Barrierefreie Wanderwege

Die Wandermöglichkeiten im Gesäuse sind vielfältig. Gleich vom Erlebniszentrum Weidendom führt der barrierefreie Wanderweg Leierweg zur Enns. Auf dem mit vielen Bäumen gesäumten Leierweg kann man auch gut spazieren gehen, das haben wir uns bis zur Ennsbrücke einmal angesehen. Die Aussicht von der Brücke auf die Enns sollte man sich auf gar keinen Fall entgehen lassen! Ein zweiter barrierefreier Wanderweg ist der Themenweg „Lettmair Au“.

Johnsbacher Almrunde

Genusswandern pur verspricht die Johnsbacher Almrunde, die als Familienwanderweg 10 km entlang von 4 bewirtschafteten Almen führt.

Mödlinger Hütte

Wir unternehmen eine Wanderung zur Mödlinger Hütte auf 1.523 Metern, die mit dem österreichischen Umweltzeichen ausgezeichnet ist. Von Johnsbach aus erreicht man die Mödlinger Hütte in ca. 2,5 Stunden Gehzeit. Wir wählen aufgrund knapper Zeit die Kurzvariante: wir fahren mit dem Auto von Gaishorn im Paltental aus eine Mautstraße weit hinauf. Für 8 Euro Maut geht die Schranke hoch – aber Achtung! Diese Fahrstraße ist ausschließlich etwas für sehr erfahrene Autofahrer, am besten nur mit einem Allradauto und nur bei guten Witterungsverhältnissen. Der Weg ist schmal und steil, die Kurven eng und unübersichtlich. Fahrpraxis am Berg und im Gelände sind unabdingbar.

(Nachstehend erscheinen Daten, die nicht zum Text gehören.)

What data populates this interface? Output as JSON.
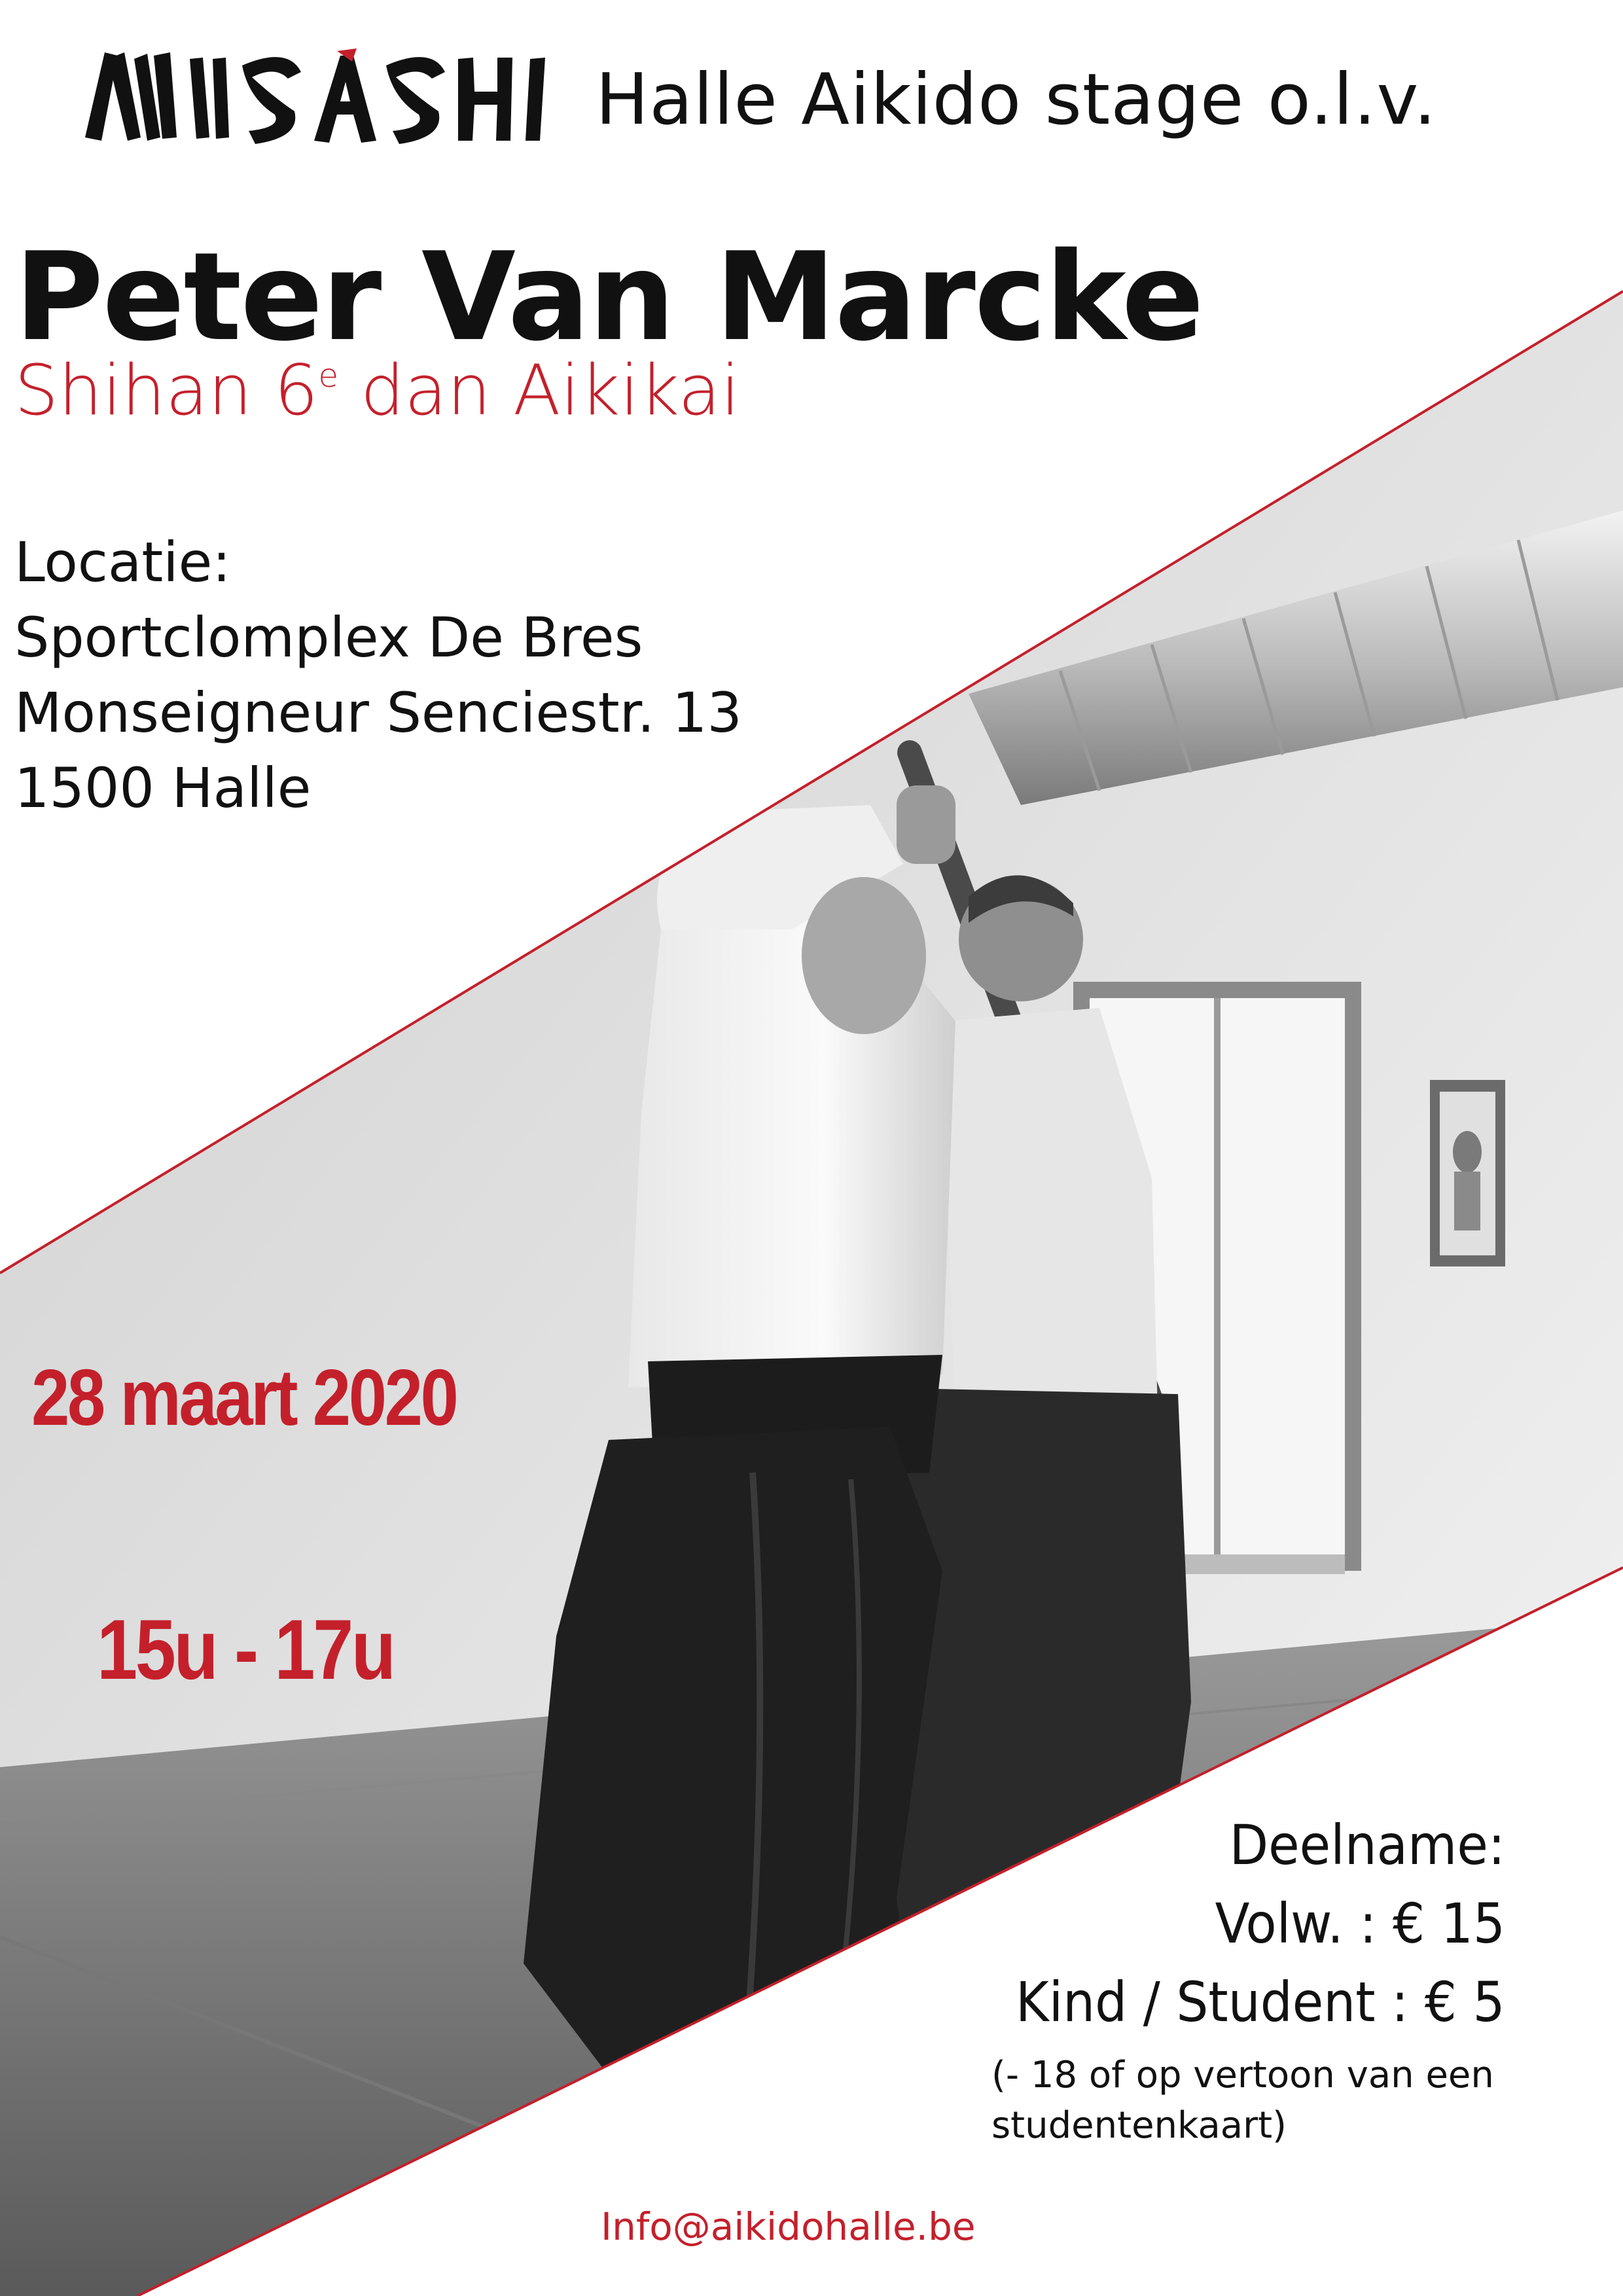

Ist man oben am Parkplatz angekommen, liegen noch ca. 45 Minuten Gehzeit zur Mödlinger Hütte vor dem Wanderer. Einige Wegabschnitte sind sehr steil und vor allem für ältere Menschen ohne Wandererfahrung beim Abstieg sehr schwierig.

Wandergruppe vor Mödlinger Hütte © Sabine Mey-Gordeyns, travelstories-reiseblog.com

 

Mödlinger Hütte – so gemütlich! © Sabine Mey-Gordeyns, travelstories-reiseblog.com

 

Käsespätzle © Sabine Mey-Gordeyns, travelstories-reiseblog.com

Für uns ist die knapp halbstündige Wanderung ein Genuss, die Bergpanoramen rundum eine Wohltat für die Seele. Mit Schmankerln auf der Mödlinger Hütte stärken wir auch unseren Leib für den Abstieg: Käsespätzle und Hüttengröstl schmecken köstlich!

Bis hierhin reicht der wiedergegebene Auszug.